Biostatistics is the application of statistics to the biologic sciences. Biostatistics is used commonly in medicine, particularly as it relates to medical research. Data collection, data analysis, and interpretation of results are all important components of biostatistics. The basic biostatistical concepts outlined in the book are tested on the medical oncology, hematology, and radiation oncology specialty board examinations because understanding these concepts is critical to practicing oncology. Comprehension of biostatistics is essential to reading and analyzing oncologic publications and to designing, performing, and analyzing retrospective and prospective clinical research.
In biostatistics, researchers use data to address questions. The questions are posed as hypotheses, and the data is analyzed to test these hypotheses in a process known as hypothesis testing. Hypothesis testing begins with formation of the null hypothesis (H0). Statistical conclusions are based on likelihood or chance. With chance comes the potential for error. For hypothesis testing, there are two main types of errors: Type I error and Type II error. Decisions in hypothesis testing are based on the likelihood that the data is the result of random chance versus the likelihood that the data is the result of a relationship between the phenomena being investigated. p-values are calculated to determine these chances. Other statistical concepts discussed are t-test, Wilcoxon rank-sum test, Wilcoxon signed-rank test, analysis of variance, binomial proportions, sensitivity and specificity, negative predictive value, positive predictive value, positive likelihood ratio, and negative likelihood ratio.

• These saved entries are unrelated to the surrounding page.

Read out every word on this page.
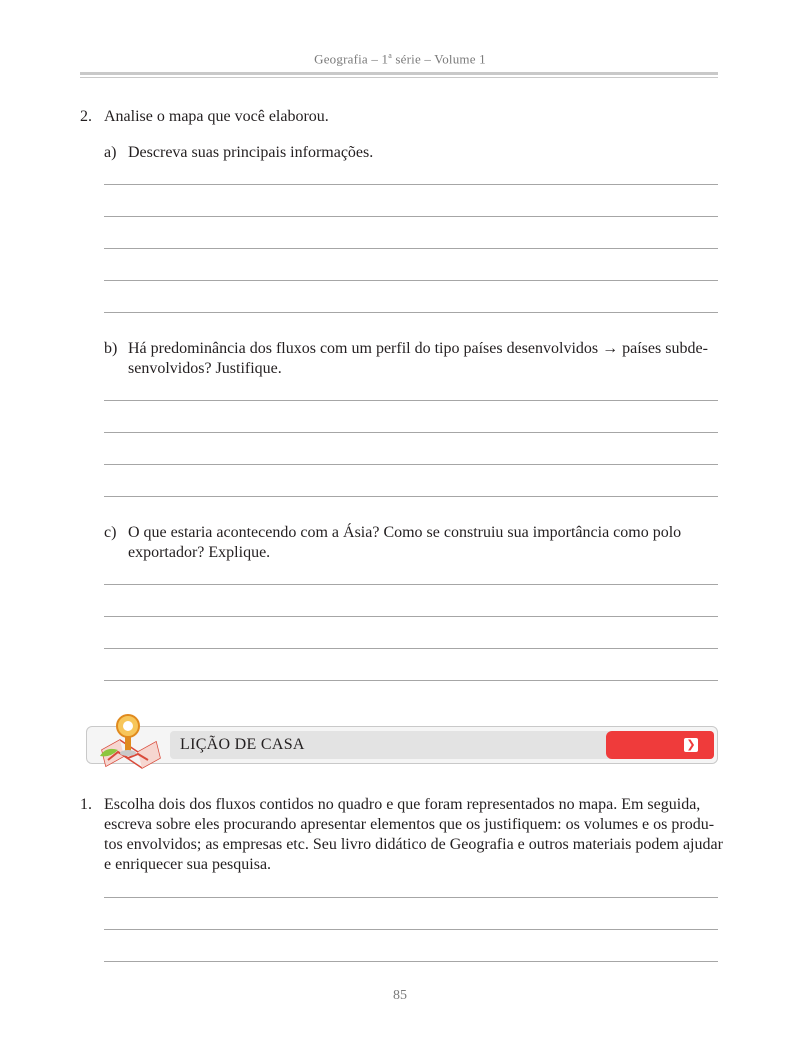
Geografia – 1$^a$ série – Volume 1
2. Analise o mapa que você elaborou.
a) Descreva suas principais informações.
b) Há predominância dos fluxos com um perfil do tipo países desenvolvidos → países subde-
senvolvidos? Justifique.
c) O que estaria acontecendo com a Ásia? Como se construiu sua importância como polo
exportador? Explique.
❯
LIÇÃO DE CASA
1. Escolha dois dos fluxos contidos no quadro e que foram representados no mapa. Em seguida,
escreva sobre eles procurando apresentar elementos que os justifiquem: os volumes e os produ-
tos envolvidos; as empresas etc. Seu livro didático de Geografia e outros materiais podem ajudar
e enriquecer sua pesquisa.
85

Correlation and regression are used to discuss relationships between variables. A correlation examines the linear relationship between two quantitative variables. A correlation coefficient measures the extent to which two variables tend to change together. Pearson correlation coefficient is strongly biased toward linear trends. The Spearman rank correlation measures the strength and direction of the monotonic relationship between ranked variables. Medical researchers most often use regression as a summary of data. Regression mathematically relates one variable to one or more other variables. With a simple linear regression, scores from one independent variable are used to predict scores on a dependent continuous variable. If there is more than one independent variable, then the regression relationship is no longer simple, and is described as multiple linear regression. Logistic regression is a regression with a binary dependent variable. Logistic regression measures the relationship between one or more independent variables and the dichotomous dependent variable.